Tinham uma responsabilidade enorme, grande de mais para se pensar nela.
Arazi çok büyüktü.
Nunca tínhamos visto uma coisa daquelas. Era muito grande.
Bu ise Billy Graham. Din ticaretinde çok büyüktü.
Este é o Billy Graham, um tipo importante no ramo da religião.
Kafası vücuduna göre çok büyüktü dedim.
Digo que era larga para o corpo.
Ceketi üstüne çok büyüktü.
Lembro-me ele usava casacos enormes.
Asıl babam çok büyüktü.
O meu pai era grande.
Kaşık küçük olabilir, ama ailem çok büyüktü!
Essa colher pode ser pequena, mas a minha família foi grande!
Düşünsenize. Yılan iki tonluk fili havaya fırlattı ve öylece yuttu. Çok büyüktü.
Imagine, uma cobra gigante, a apanhar um elefante, atirando-o para cima e engolindo-o inteirinho!
Gümrükten gizlice geçirmek için çok büyüktü.
É grande demais para alguém conseguir contrabandear.
- Gozer Sümer'de çok büyüktü.
- O Gozer era importante na Suméria.
Ama benimki boyuma göre çok büyüktü ve kardeşim de zaten sürmeyi bilmiyordu.

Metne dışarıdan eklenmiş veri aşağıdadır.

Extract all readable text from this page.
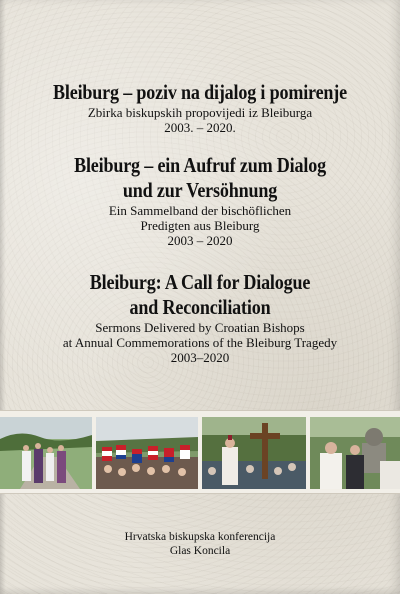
Bleiburg – poziv na dijalog i pomirenje
Zbirka biskupskih propovijedi iz Bleiburga
2003. – 2020.
Bleiburg – ein Aufruf zum Dialog
und zur Versöhnung
Ein Sammelband der bischöflichen
Predigten aus Bleiburg
2003 – 2020
Bleiburg: A Call for Dialogue
and Reconciliation
Sermons Delivered by Croatian Bishops
at Annual Commemorations of the Bleiburg Tragedy
2003–2020
Hrvatska biskupska konferencija
Glas Koncila
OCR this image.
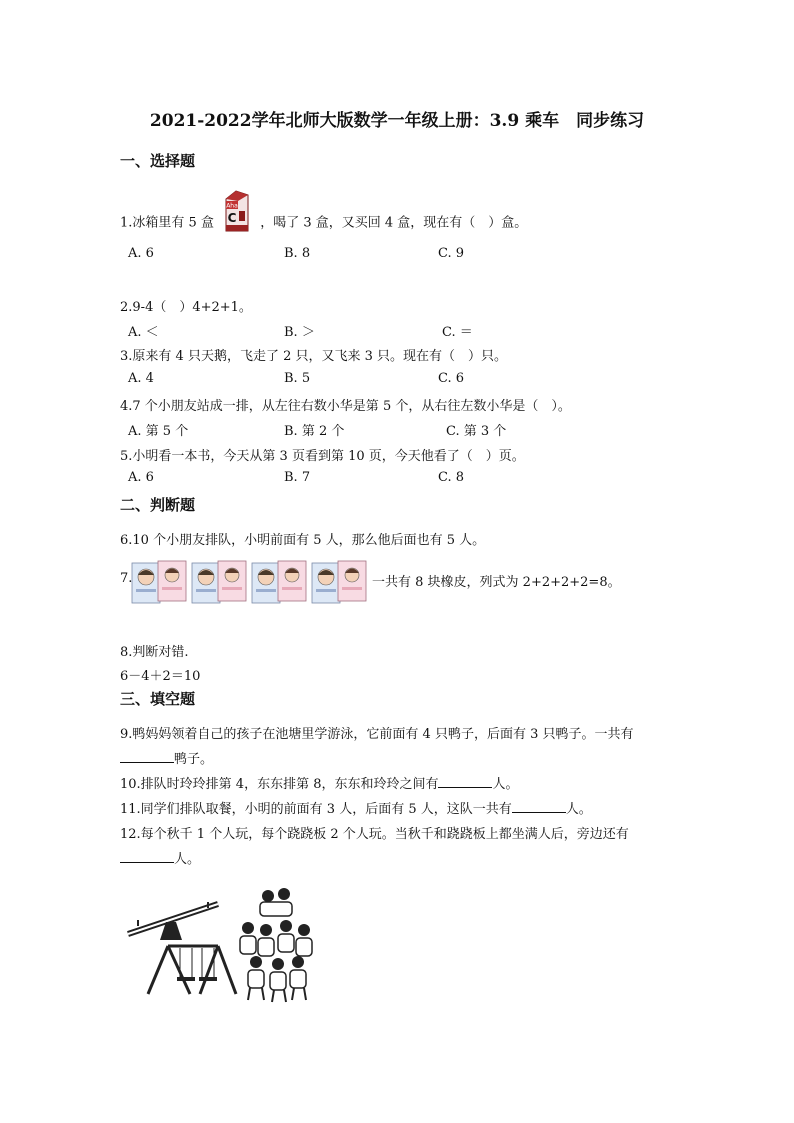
2021-2022学年北师大版数学一年级上册：3.9 乘车　同步练习
一、选择题
1.冰箱里有 5 盒
Aha
C ，喝了 3 盒，又买回 4 盒，现在有（　）盒。
A. 6	B. 8	C. 9
2.9-4（　）4+2+1。
A. ＜	B. ＞	C. ＝
3.原来有 4 只天鹅，飞走了 2 只，又飞来 3 只。现在有（　）只。
A. 4	B. 5	C. 6
4.7 个小朋友站成一排，从左往右数小华是第 5 个，从右往左数小华是（　）。
A. 第 5 个	B. 第 2 个	C. 第 3 个
5.小明看一本书，今天从第 3 页看到第 10 页，今天他看了（　）页。
A. 6	B. 7	C. 8
二、判断题
6.10 个小朋友排队，小明前面有 5 人，那么他后面也有 5 人。
7.	一共有 8 块橡皮，列式为 2+2+2+2=8。
8.判断对错.
6－4＋2＝10
三、填空题
9.鸭妈妈领着自己的孩子在池塘里学游泳，它前面有 4 只鸭子，后面有 3 只鸭子。一共有
鸭子。
10.排队时玲玲排第 4，东东排第 8，东东和玲玲之间有	人。
11.同学们排队取餐，小明的前面有 3 人，后面有 5 人，这队一共有	人。
12.每个秋千 1 个人玩，每个跷跷板 2 个人玩。当秋千和跷跷板上都坐满人后，旁边还有
人。
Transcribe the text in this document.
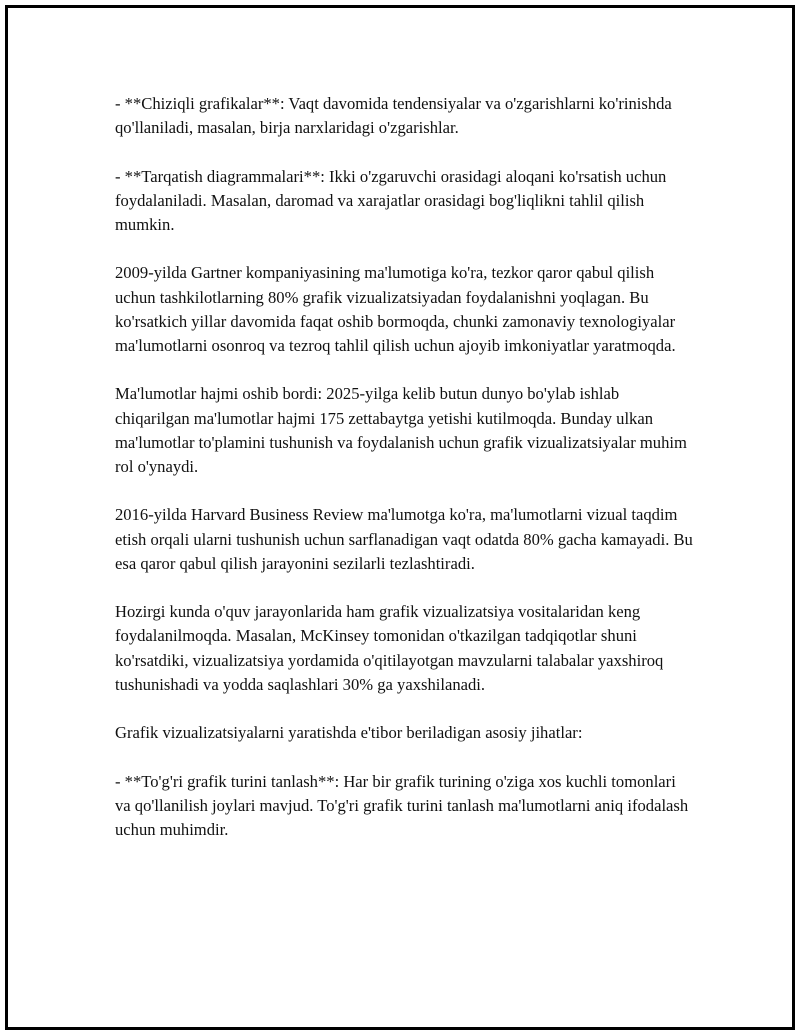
- **Chiziqli grafikalar**: Vaqt davomida tendensiyalar va o'zgarishlarni ko'rinishda qo'llaniladi, masalan, birja narxlaridagi o'zgarishlar.

- **Tarqatish diagrammalari**: Ikki o'zgaruvchi orasidagi aloqani ko'rsatish uchun foydalaniladi. Masalan, daromad va xarajatlar orasidagi bog'liqlikni tahlil qilish mumkin.

2009-yilda Gartner kompaniyasining ma'lumotiga ko'ra, tezkor qaror qabul qilish uchun tashkilotlarning 80% grafik vizualizatsiyadan foydalanishni yoqlagan. Bu ko'rsatkich yillar davomida faqat oshib bormoqda, chunki zamonaviy texnologiyalar ma'lumotlarni osonroq va tezroq tahlil qilish uchun ajoyib imkoniyatlar yaratmoqda.

Ma'lumotlar hajmi oshib bordi: 2025-yilga kelib butun dunyo bo'ylab ishlab chiqarilgan ma'lumotlar hajmi 175 zettabaytga yetishi kutilmoqda. Bunday ulkan ma'lumotlar to'plamini tushunish va foydalanish uchun grafik vizualizatsiyalar muhim rol o'ynaydi.

2016-yilda Harvard Business Review ma'lumotga ko'ra, ma'lumotlarni vizual taqdim etish orqali ularni tushunish uchun sarflanadigan vaqt odatda 80% gacha kamayadi. Bu esa qaror qabul qilish jarayonini sezilarli tezlashtiradi.

Hozirgi kunda o'quv jarayonlarida ham grafik vizualizatsiya vositalaridan keng foydalanilmoqda. Masalan, McKinsey tomonidan o'tkazilgan tadqiqotlar shuni ko'rsatdiki, vizualizatsiya yordamida o'qitilayotgan mavzularni talabalar yaxshiroq tushunishadi va yodda saqlashlari 30% ga yaxshilanadi.

Grafik vizualizatsiyalarni yaratishda e'tibor beriladigan asosiy jihatlar:

- **To'g'ri grafik turini tanlash**: Har bir grafik turining o'ziga xos kuchli tomonlari va qo'llanilish joylari mavjud. To'g'ri grafik turini tanlash ma'lumotlarni aniq ifodalash uchun muhimdir.
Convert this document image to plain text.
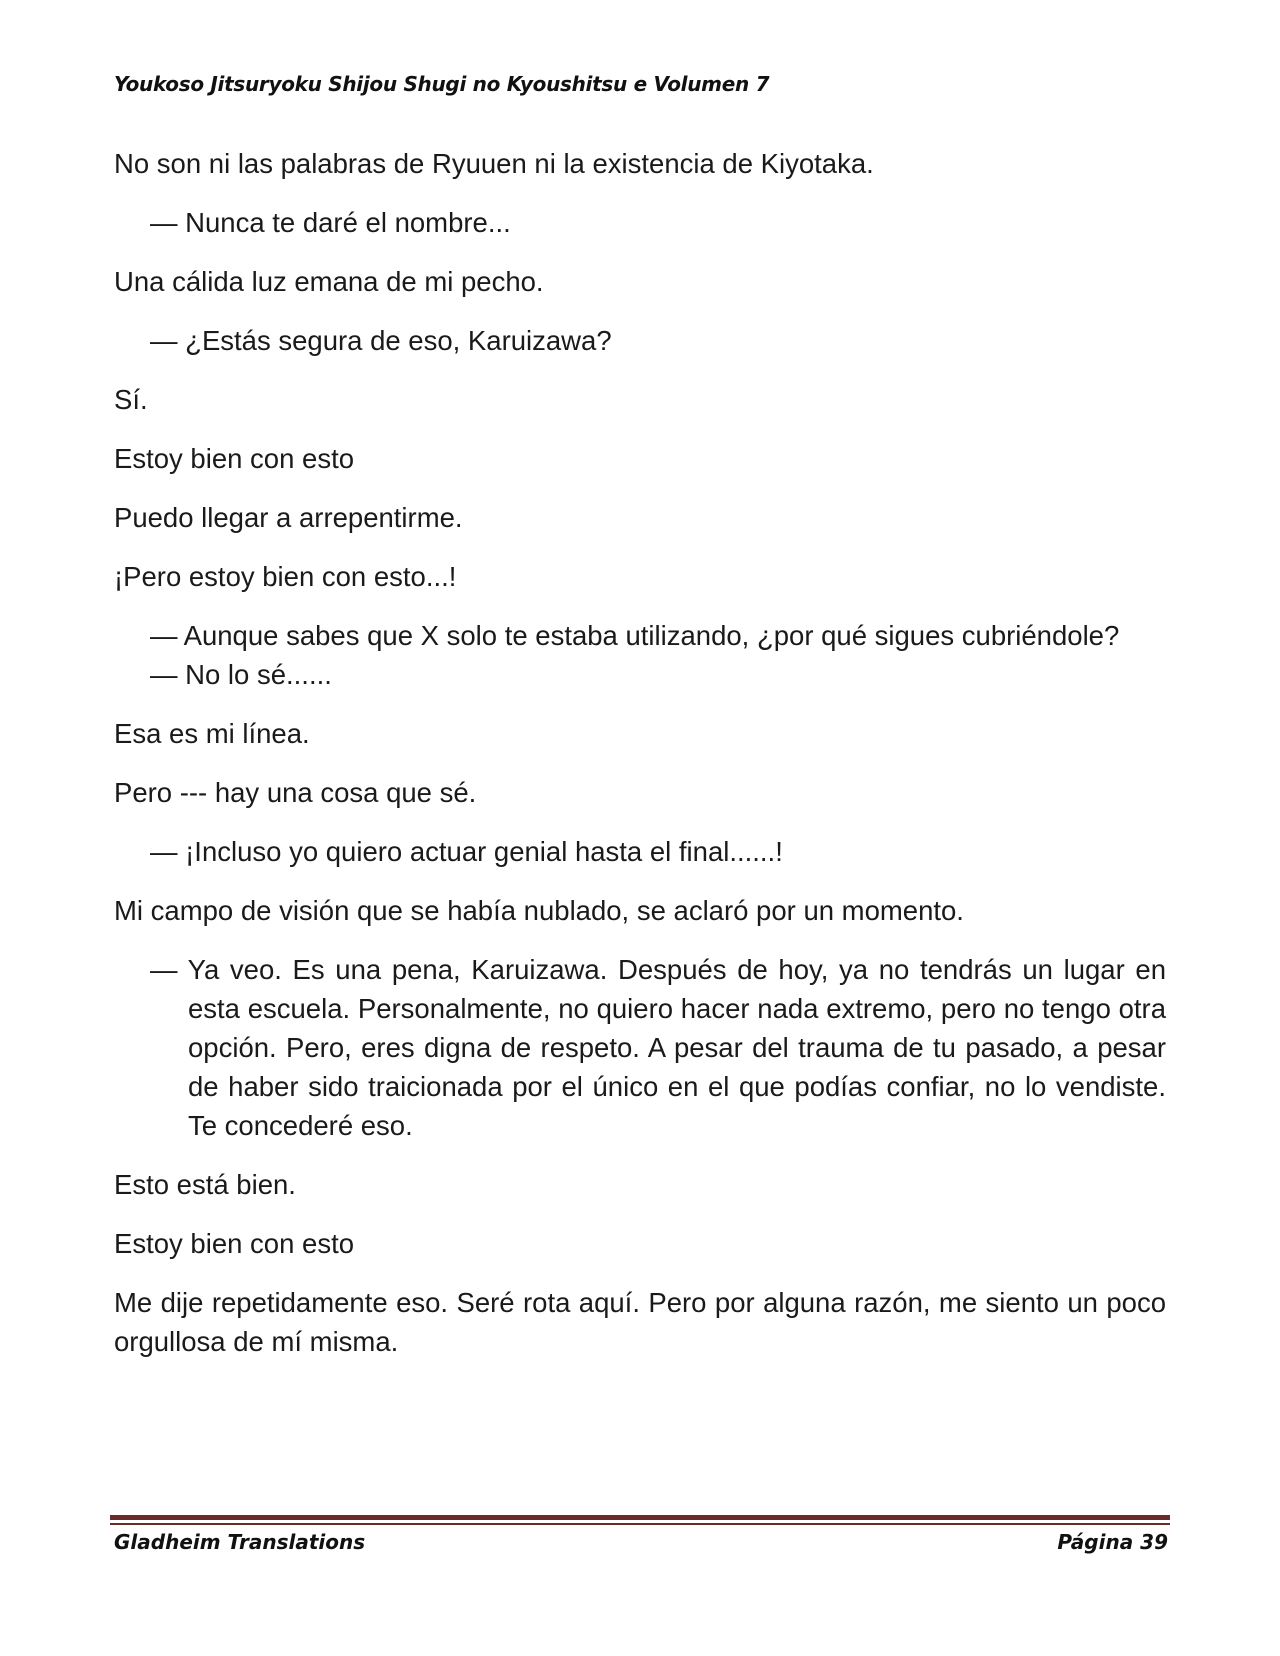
Youkoso Jitsuryoku Shijou Shugi no Kyoushitsu e Volumen 7

No son ni las palabras de Ryuuen ni la existencia de Kiyotaka.

— Nunca te daré el nombre...

Una cálida luz emana de mi pecho.

— ¿Estás segura de eso, Karuizawa?

Sí.

Estoy bien con esto

Puedo llegar a arrepentirme.

¡Pero estoy bien con esto...!

— Aunque sabes que X solo te estaba utilizando, ¿por qué sigues cubriéndole?

— No lo sé......

Esa es mi línea.

Pero --- hay una cosa que sé.

— ¡Incluso yo quiero actuar genial hasta el final......!

Mi campo de visión que se había nublado, se aclaró por un momento.

— Ya veo. Es una pena, Karuizawa. Después de hoy, ya no tendrás un lugar en esta escuela. Personalmente, no quiero hacer nada extremo, pero no tengo otra opción. Pero, eres digna de respeto. A pesar del trauma de tu pasado, a pesar de haber sido traicionada por el único en el que podías confiar, no lo vendiste. Te concederé eso.

Esto está bien.

Estoy bien con esto

Me dije repetidamente eso. Seré rota aquí. Pero por alguna razón, me siento un poco orgullosa de mí misma.

Gladheim Translations	Página 39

Mas a minha era demasiado grande para mim e o meu irmão nem conseguia montar-se na bicicleta.
Çok büyüktü.
Era enorme.
Seni kendime âşık etmemeliydim ama o kadar göz kamaştırıcıydın ki arzularım çok büyüktü.
Não devia ter-te feito adorar-me. Eras uma aluna tão brilhante, a tentação foi grande demais.
Elleri çok büyüktü diyorum Frank. Eldivenlerinin altından bile elinin buz gibi olduğu anlaşılıyordu.
Digo-te Frank que as suas mãos eram tão grandes e pareciam geladas, apesar das luvas.
Çok büyüktü!
Era enorme.
Gerçekten çok büyüktü, ve çanını çalmama izin verdiler, fakat fotoğrafı çektiklerinde arkam dönük çıkmıştım, yani sizi anlayabiliyorum, ve gene de bana o resimden bir tane aldırdılar kucağınıza oturabilir miyim?
Era enorme e deixaram-me tocar a campainha. Mas quando a tiraram, estava de costas e não se percebia que era eu. Mas obrigaram-me a comprar uma.
Salon çok büyüktü ve hiç ses çıkmıyordu.
A sala era enorme e estava silenciosa.
Yaşına göre kulakları çok büyüktü ve trabzanlara sıkışmıştı.
Eram muito grandes para a idade, ficavam sempre entaladas.
Dördümüz için bile çok büyüktü.
Era grande, mesmo para os quatro.
Bilgi açlığı çok büyüktü.
O desejo por conhecimento não tinha limites.
- Alevler çok büyüktü, baba.
- As chamas eram mesmo grandes, pai.
Buraya ilk taşındığımda çıktığım kız mükemmeldi, süper öpüşüyordu ama Adem elmaları çok büyüktü.
Quando me mudei para cá, saí com uma rapariga. Uma brasa, beijava maravilhosamente, mas tinha uma macã de Adão enorme.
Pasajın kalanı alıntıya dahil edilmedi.